Après une première oeuvre optimiste et magnifiquement illustrée sur l’agriculture urbaine dans la banlieue de Séoul, c’est dans un registre un peu plus sombre, mais toujours avec des personnages chaleureux et attachants que nous revient cet auteur atypique et très humain.
Le jeune kim rentre dans son village natal, dans une maison héritée de son père, pour y concrétiser un projet original, ouvrir une boutique d’aquariophilie. Mais il s’aperçoit que le quartier est un lieu de prostitution nocturne, à l’ambiance toute particulière, où toute une population écorchée vive se côtoie dans un mélange de détresse et de bonne humeur. Au fil de ses rencontres, il se prend d’amitié, et plus, pour une jeune prostituée désespérée, avec laquelle il renoue avec sa propre vie, marquée par une enfance traumatisée.

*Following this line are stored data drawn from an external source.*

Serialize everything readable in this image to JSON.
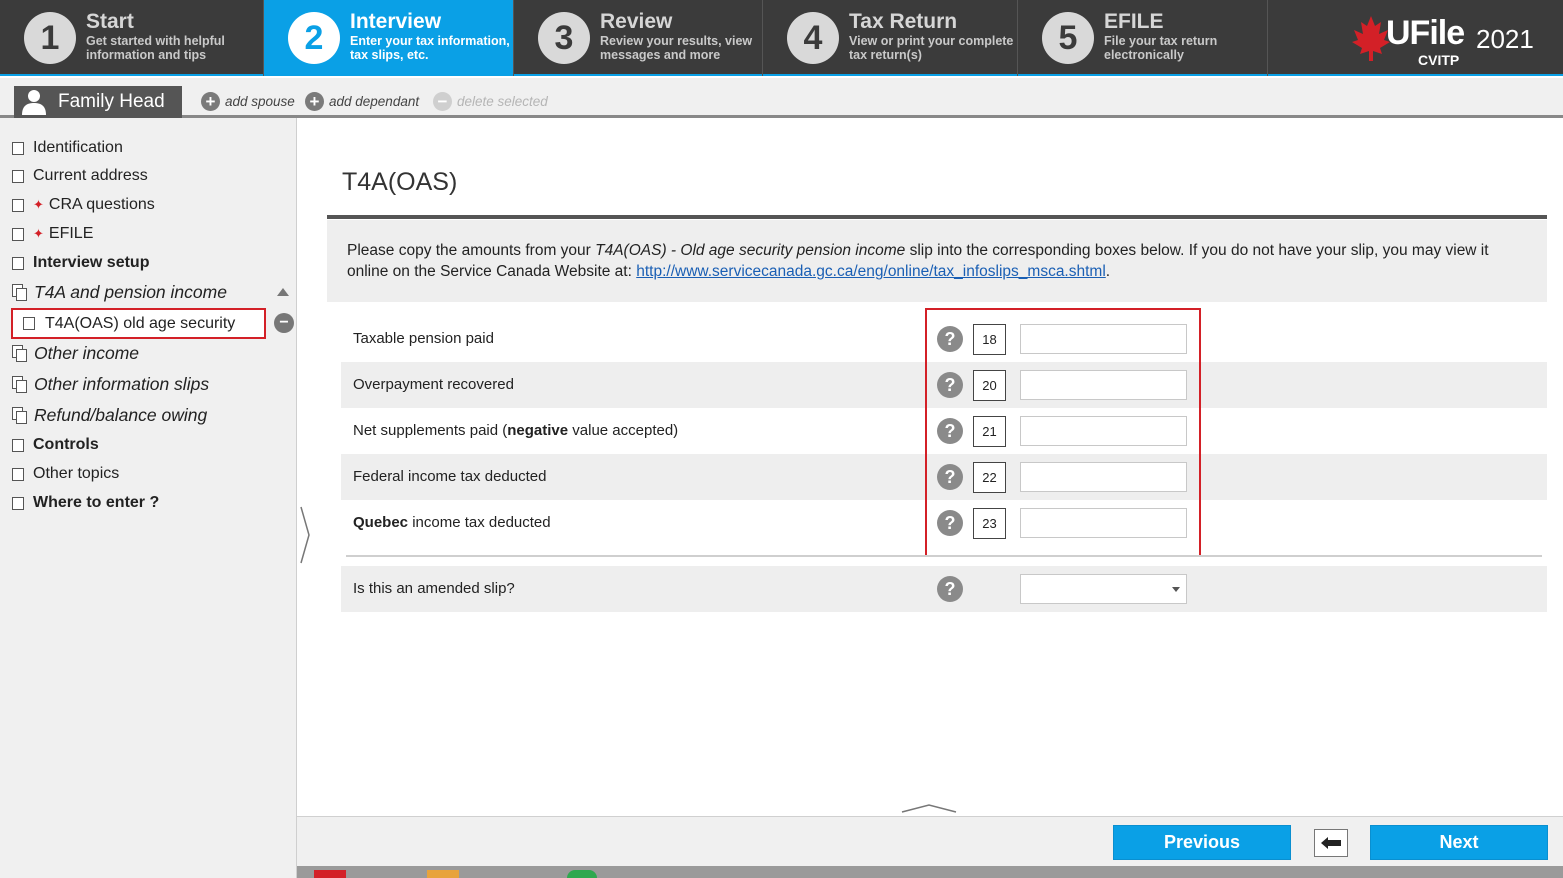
{
  "steps": [
    {
      "num": "1",
      "title": "Start",
      "subtitle1": "Get started with helpful",
      "subtitle2": "information and tips"
    },
    {
      "num": "2",
      "title": "Interview",
      "subtitle1": "Enter your tax information,",
      "subtitle2": "tax slips, etc."
    },
    {
      "num": "3",
      "title": "Review",
      "subtitle1": "Review your results, view",
      "subtitle2": "messages and more"
    },
    {
      "num": "4",
      "title": "Tax Return",
      "subtitle1": "View or print your complete",
      "subtitle2": "tax return(s)"
    },
    {
      "num": "5",
      "title": "EFILE",
      "subtitle1": "File your tax return",
      "subtitle2": "electronically"
    }
  ],
  "active_step": 2,
  "logo": {
    "brand": "UFile",
    "year": "2021",
    "edition": "CVITP"
  },
  "colors": {
    "accent": "#0aa0e6",
    "highlight_red": "#d32027",
    "dark_bar": "#3b3b3b"
  },
  "personbar": {
    "family_head": "Family Head",
    "add_spouse": "add spouse",
    "add_dependant": "add dependant",
    "delete_selected": "delete selected"
  },
  "sidebar": {
    "items": [
      {
        "label": "Identification"
      },
      {
        "label": "Current address"
      },
      {
        "label": "CRA questions"
      },
      {
        "label": "EFILE"
      },
      {
        "label": "Interview setup"
      },
      {
        "label": "T4A and pension income"
      },
      {
        "label": "T4A(OAS) old age security"
      },
      {
        "label": "Other income"
      },
      {
        "label": "Other information slips"
      },
      {
        "label": "Refund/balance owing"
      },
      {
        "label": "Controls"
      },
      {
        "label": "Other topics"
      },
      {
        "label": "Where to enter ?"
      }
    ]
  },
  "main": {
    "title": "T4A(OAS)",
    "intro_before": "Please copy the amounts from your ",
    "intro_italic": "T4A(OAS) - Old age security pension income",
    "intro_after": " slip into the corresponding boxes below. If you do not have your slip, you may view it online on the Service Canada Website at: ",
    "intro_link": "http://www.servicecanada.gc.ca/eng/online/tax_infoslips_msca.shtml",
    "intro_end": ".",
    "fields": [
      {
        "label": "Taxable pension paid",
        "box": "18",
        "value": ""
      },
      {
        "label_pre": "Net supplements paid (",
        "label_bold": "negative",
        "label_post": " value accepted)",
        "box": "21",
        "value": ""
      },
      {
        "label": "Overpayment recovered",
        "box": "20",
        "value": ""
      },
      {
        "label": "Federal income tax deducted",
        "box": "22",
        "value": ""
      },
      {
        "label_bold": "Quebec",
        "label_post": " income tax deducted",
        "box": "23",
        "value": ""
      }
    ],
    "amended_label": "Is this an amended slip?",
    "amended_value": ""
  },
  "footer": {
    "previous": "Previous",
    "next": "Next"
  }
}
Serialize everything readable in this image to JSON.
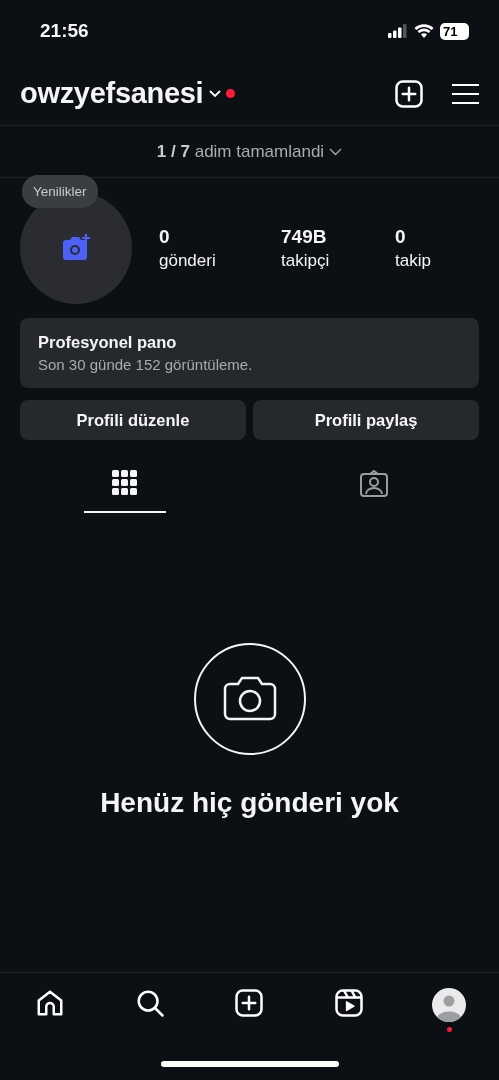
{
  "status_bar": {
    "time": "21:56",
    "battery": "71"
  },
  "header": {
    "username": "owzyefsanesi",
    "notification_dot": true
  },
  "progress": {
    "count": "1 / 7",
    "label": "adim tamamlandi"
  },
  "profile": {
    "tooltip": "Yenilikler",
    "stats": [
      {
        "value": "0",
        "label": "gönderi"
      },
      {
        "value": "749B",
        "label": "takipçi"
      },
      {
        "value": "0",
        "label": "takip"
      }
    ]
  },
  "dashboard": {
    "title": "Profesyonel pano",
    "subtitle": "Son 30 günde 152 görüntüleme."
  },
  "buttons": [
    "Profili düzenle",
    "Profili paylaş"
  ],
  "tabs": [
    {
      "kind": "grid",
      "selected": true
    },
    {
      "kind": "tagged",
      "selected": false
    }
  ],
  "empty_state": {
    "message": "Henüz hiç gönderi yok"
  },
  "bottom_nav": [
    {
      "kind": "home",
      "badge": false
    },
    {
      "kind": "search",
      "badge": false
    },
    {
      "kind": "create",
      "badge": false
    },
    {
      "kind": "reels",
      "badge": false
    },
    {
      "kind": "profile",
      "badge": true
    }
  ]
}
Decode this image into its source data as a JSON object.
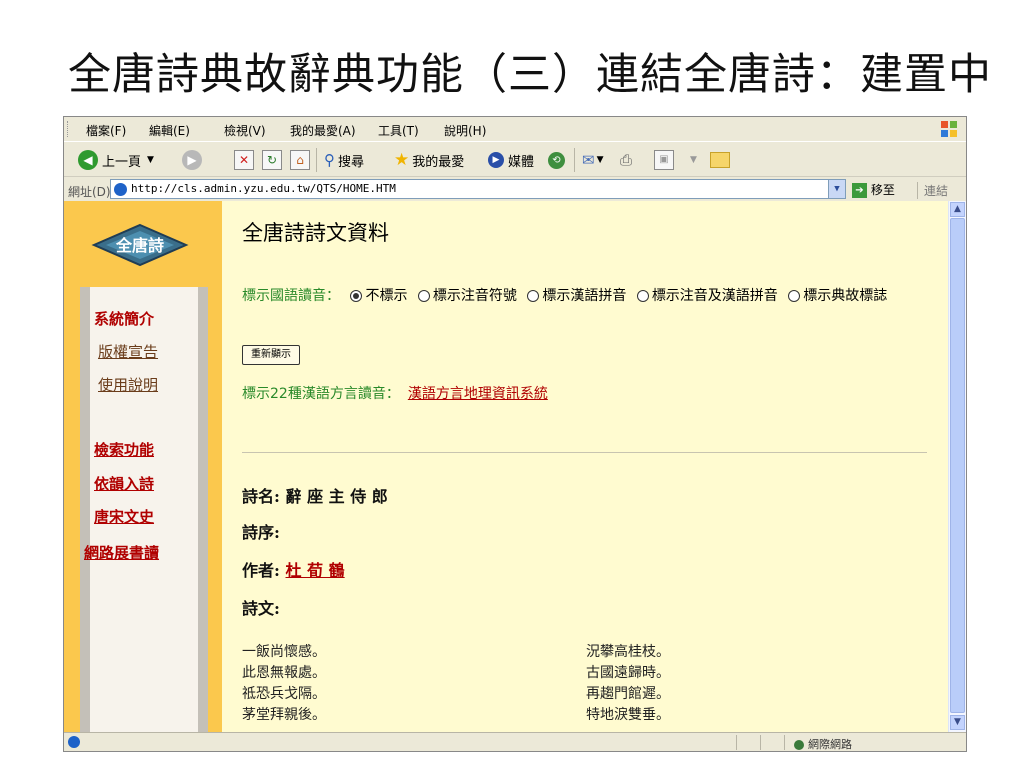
{
  "slide": {
    "title": "全唐詩典故辭典功能（三）連結全唐詩：建置中"
  },
  "browser": {
    "menu": [
      "檔案(F)",
      "編輯(E)",
      "檢視(V)",
      "我的最愛(A)",
      "工具(T)",
      "說明(H)"
    ],
    "toolbar": {
      "back": "上一頁",
      "search": "搜尋",
      "favorites": "我的最愛",
      "media": "媒體"
    },
    "address": {
      "label": "網址(D)",
      "url": "http://cls.admin.yzu.edu.tw/QTS/HOME.HTM",
      "go": "移至",
      "links": "連結"
    },
    "status": {
      "zone": "網際網路"
    }
  },
  "sidebar": {
    "logo_text": "全唐詩",
    "items": [
      "系統簡介",
      "版權宣告",
      "使用說明",
      "檢索功能",
      "依韻入詩",
      "唐宋文史",
      "網路展書讀"
    ]
  },
  "page": {
    "heading": "全唐詩詩文資料",
    "pronunciation_label": "標示國語讀音：",
    "options": [
      "不標示",
      "標示注音符號",
      "標示漢語拼音",
      "標示注音及漢語拼音",
      "標示典故標誌"
    ],
    "selected_option": "不標示",
    "redisplay_button": "重新顯示",
    "dialect_label": "標示22種漢語方言讀音：",
    "dialect_link": "漢語方言地理資訊系統",
    "poem": {
      "title_label": "詩名:",
      "title": "辭 座 主 侍 郎",
      "preface_label": "詩序:",
      "author_label": "作者:",
      "author": "杜 荀 鶴",
      "text_label": "詩文:",
      "lines_left": [
        "一飯尚懷感。",
        "此恩無報處。",
        "祗恐兵戈隔。",
        "茅堂拜親後。"
      ],
      "lines_right": [
        "況攀高桂枝。",
        "古國遠歸時。",
        "再趨門館遲。",
        "特地淚雙垂。"
      ]
    }
  }
}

Tout en subtilité, avec un récit minimaliste, Min-Ho Choi nous fait pénétrer très simplement et sans énormément de rebondissements dans une histoire intime et lente. Le dessin de style acquarelle, épuré, coloré et un peu déformé, est absolument magnifique et approfondit la dimension Fellinienne de cet endroit et des gens qui s’y cotoient. Une belle réussite graphique au service d’un récit existentiel, bien typique du manhwa coréen.